Wij kunnen de motie «oordeel Kamer» geven als de motie zo mag worden geïnterpreteerd dat een eventuele verlaging van
de ophogingenpercentages bij Wahv-boetes tijdens de aankomende voorjaarsbesluitvorming
meegewogen wordt als onderwerp bij de integrale besluitvorming over de invulling van
de resterende middelen van de envelop «Groepen in de knel».

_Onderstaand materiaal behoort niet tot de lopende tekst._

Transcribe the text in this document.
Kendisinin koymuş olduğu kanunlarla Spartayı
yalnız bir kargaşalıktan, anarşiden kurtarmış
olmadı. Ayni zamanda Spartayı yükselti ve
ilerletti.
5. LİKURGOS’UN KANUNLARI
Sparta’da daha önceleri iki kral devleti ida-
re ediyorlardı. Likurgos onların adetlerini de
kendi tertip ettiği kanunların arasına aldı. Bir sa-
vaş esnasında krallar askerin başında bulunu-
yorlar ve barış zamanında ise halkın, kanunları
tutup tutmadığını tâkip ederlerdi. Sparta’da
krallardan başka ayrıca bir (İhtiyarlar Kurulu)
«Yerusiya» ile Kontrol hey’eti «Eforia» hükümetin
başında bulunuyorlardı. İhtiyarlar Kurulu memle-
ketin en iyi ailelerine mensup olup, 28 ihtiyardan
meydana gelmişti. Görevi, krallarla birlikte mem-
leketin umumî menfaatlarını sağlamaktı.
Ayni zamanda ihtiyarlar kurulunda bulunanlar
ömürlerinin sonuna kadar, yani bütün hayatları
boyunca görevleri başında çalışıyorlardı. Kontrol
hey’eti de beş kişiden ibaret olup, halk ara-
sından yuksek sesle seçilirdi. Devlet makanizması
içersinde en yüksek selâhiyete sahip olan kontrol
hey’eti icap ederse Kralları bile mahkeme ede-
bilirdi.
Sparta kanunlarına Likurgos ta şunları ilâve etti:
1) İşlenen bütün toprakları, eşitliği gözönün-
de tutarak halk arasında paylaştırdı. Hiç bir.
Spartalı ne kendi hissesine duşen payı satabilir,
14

Het verlagen van de ophogingenpercentages bij Wahv-boetes vinden we een sympathiek
voorstel. Zoals in de brief van 18 november 2024 is gemeld naar aanleiding van een
andere motie van het lid Palmen hebben wij het Centraal Justitieel Incassobureau (CJIB)
gevraagd scenario’s voor verlaging van de ophogingenpercentages uit te werken.2 Uw Kamer wordt hierover in het eerste kwartaal van 2025 nader geïnformeerd.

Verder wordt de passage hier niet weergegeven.